Example table with records would be:
childId | parentId | col1 |
---|---|---|
1 | 3 | 1 |
1 | 4 | 1 |
3 | 5 | 1 |
5 | 1 | 1 -- circular case |
6 | 2 | 1 |
5 | 7 | 1 |
If I ask for hierarchy related to 1, I should get
childId | parentId | col1 |
---|---|---|
1 | 3 | 1 |
1 | 4 | 1 |
3 | 5 | 1 |
5 | 1 | 1 -- circular case |
5 | 7 | 1 |
- 1 has two parents: 3 and 4.
- 3 has 1 parent: 5
- 5 has 2 parents: 1 and 7. But 1 brings the infinite loop, so the query should ignore this. And continue to the next row.
Post
Estela's answer provides great insight about how to do it also in SQL Server.
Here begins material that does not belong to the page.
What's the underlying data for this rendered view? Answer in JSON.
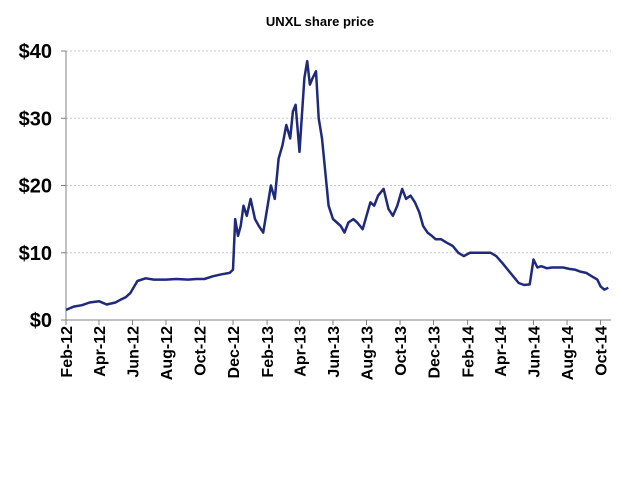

Unfortunately, there does not seem to be a build-in array functionality, so one way is to rely on strings as shown here.
Basically, instead of accumulating values in an array, a string does this (way less efficiently for many records, I would say).
In this case, a query that seems to provide the results you are looking for is the following (some security check does not allow to post the query, so I am using SQL fiddle for sharing it):
http://sqlfiddle.com/#!18/a50101/1
Note: considering how complex things might get (edge cases might add up to the logic), this type of query might be better be done in a language/framework like C++, Java or .NET, unless there is a very strong reason to remain in SQL. These allow for much more flexibility, considering the iterative nature of the algorithm (not so suitable for set based operations) and also provide way better-debugging capabilities.